Do coração de África

▬ Não é fácil encontrar por aqui os meios necessários para fazer chegar notícias. Estando agora em Nkongsamba, na Casa Provincial, foi finalmente possível aceder à internet.
Em pouco tempo e com o cuidado de não vos ocupar nem muito espaço nem muito do vosso tempo, não posso narrar-vos ao pormenor todas as peripécias desta longa viagem, carregada de aventura e de situações insólitas. Assim sendo, limitar-me-ei ao essencial, àquilo, afinal, por que aqui estou: a Ordenação Sacerdotal do Max Atanga e do Jean Paul Labou e respectivas Missas Novas.
A Ordenação Sacerdotal aconteceu ontem, dia 21, e as Missas Novas hoje, dia 22 de Fevereiro. Para quem conhece África, a sua cultura e a forma de celebrar a fé, não é novidade nenhuma dizer que foram celebrações longas, cheias de alegria, de festa e de cor. Foram multidões que se juntaram nos diferentes eventos. Fizeram-no sem pressa, sem necessidade de olhar para o relógio ou lamentando o muito tempo que estavam a durar. Vinham para aquilo e ficariam enquanto houvesse festa.

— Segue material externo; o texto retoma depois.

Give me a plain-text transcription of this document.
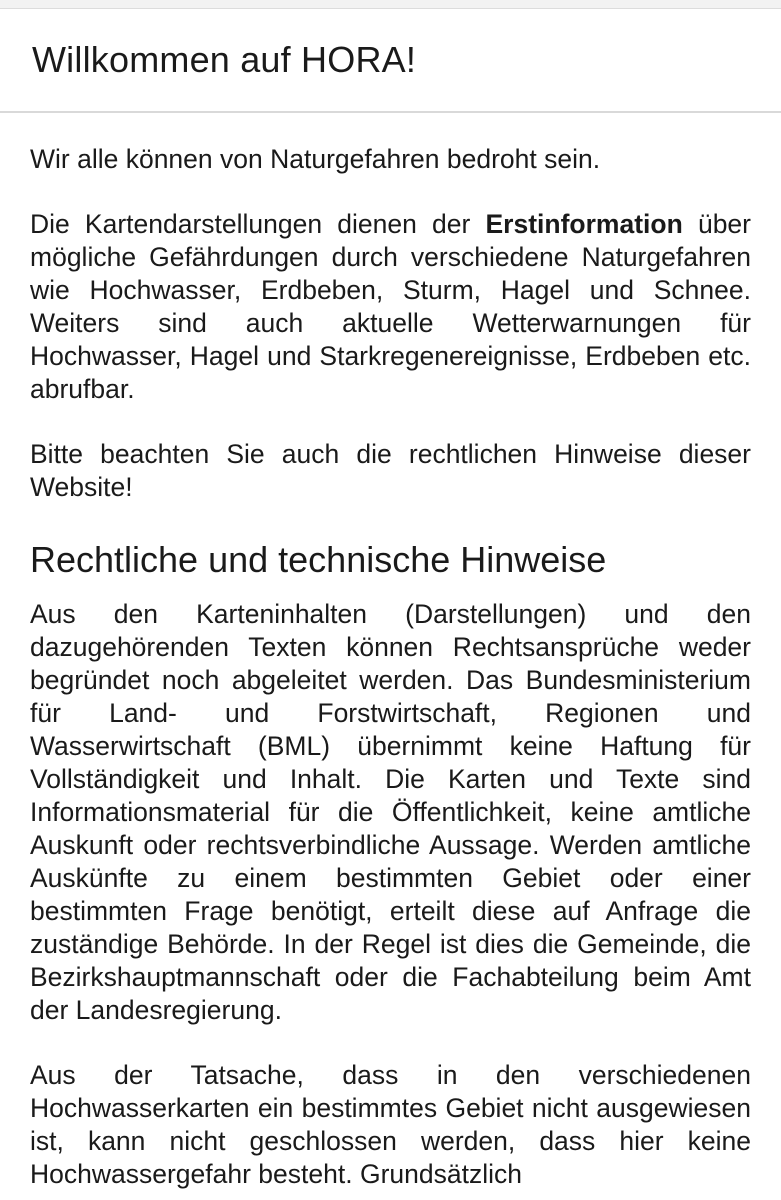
Willkommen auf HORA!

Wir alle können von Naturgefahren bedroht sein.

Die Kartendarstellungen dienen der Erstinformation über mögliche Gefährdungen durch verschiedene Naturgefahren wie Hochwasser, Erdbeben, Sturm, Hagel und Schnee. Weiters sind auch aktuelle Wetterwarnungen für Hochwasser, Hagel und Starkregenereignisse, Erdbeben etc. abrufbar.

Bitte beachten Sie auch die rechtlichen Hinweise dieser Website!

Rechtliche und technische Hinweise

Aus den Karteninhalten (Darstellungen) und den dazugehörenden Texten können Rechtsansprüche weder begründet noch abgeleitet werden. Das Bundesministerium für Land- und Forstwirtschaft, Regionen und Wasserwirtschaft (BML) übernimmt keine Haftung für Vollständigkeit und Inhalt. Die Karten und Texte sind Informationsmaterial für die Öffentlichkeit, keine amtliche Auskunft oder rechtsverbindliche Aussage. Werden amtliche Auskünfte zu einem bestimmten Gebiet oder einer bestimmten Frage benötigt, erteilt diese auf Anfrage die zuständige Behörde. In der Regel ist dies die Gemeinde, die Bezirkshauptmannschaft oder die Fachabteilung beim Amt der Landesregierung.

Aus der Tatsache, dass in den verschiedenen Hochwasserkarten ein bestimmtes Gebiet nicht ausgewiesen ist, kann nicht geschlossen werden, dass hier keine Hochwassergefahr besteht. Grundsätzlich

Não testemunhei pessoalmente todos os acontecimentos, porque foi preciso optar, uma vez que as duas Missas Novas eram exactamente à mesma hora, mas separadas por centenas de quilómetros. Mas voltemos à celebração da Ordenação. Foram ordenados presbíteros o Max Atanga e o Jean Paul Labou e foi ordenado diácono um jesuíta, oriundo do Burkina Faso. A cerimónia decorreu na nossa Paróquia de Elig-Edzoa, em Yaoundé, presidida por D. Victor Tonye Bakot, Arcebispo da Diocese de Yaoundé. A celebração foi uma festa de princípio a fim, com muitos cânticos e danças. Teve a estranha particularidade de também incluir a celebração do Sacramento do Crisma. Contas feitas, foram três horas e meia bem passadas, a que se seguiu um agradável almoço-convívio. Escusado será dizer que os novos ordenados estavam felicíssimos, sem mãos a medir para cumprimentar e abençoar tanta gente.
Não se prolongou muito a festa para mim, para o P. Panteghini e para o P. Jean Paul e respectiva família, pois tínhamos uma longa viagem pela frente, para poder participar na Missa Nova, a centenas de quilómetros. Depois duma viagem longa, cansativa, mas muito bonita, chegámos, já noite, à Casa Provincial, em Nkongsamba, depois de termos deixado o P. Jean Paul na sua terra.
Neste Domingo, pelas 10h da manhã, lá estava uma multidão para a Missa Nova do P. Jean Paul na sua Paróquia de São Lucas Bafang-Ndokovi. Escusado será dizer eu foi festa de arromba, quase impossível de descrever. Ninguém faltou à chamada e lá estavam reunidas todas as autoridades civis, políticas e tradicionais. E todas foram devidamente mencionadas, como manda a boa tradição. Entre danças, cantares, palmas e gritos de festa, passaram-se mais de três horas sem que ninguém desse por ela. Nos discursos de acção de graças, não foram esquecidas a Província Portuguesa dos Sacerdotes do Coração de Jesus, a comunidade de Alfragide e a Paróquia de São José do Bairro da Boavista. O representante de todas estas entidades teve direito a lugar de honra.
A festa prolongou-se pela tarde, enquanto o pessoal teve vontade de comer e de beber. Pelo que me é dado saber, também nos arredores de Yaoundé a festa foi rija, para acolher a Missa Nova do P. Max Atanga.
Muito mais haveria a dizer, mas… Uma saudação fraterna e cordial, aqui do coração de África, em Nkongsamba, algures nos Camarões.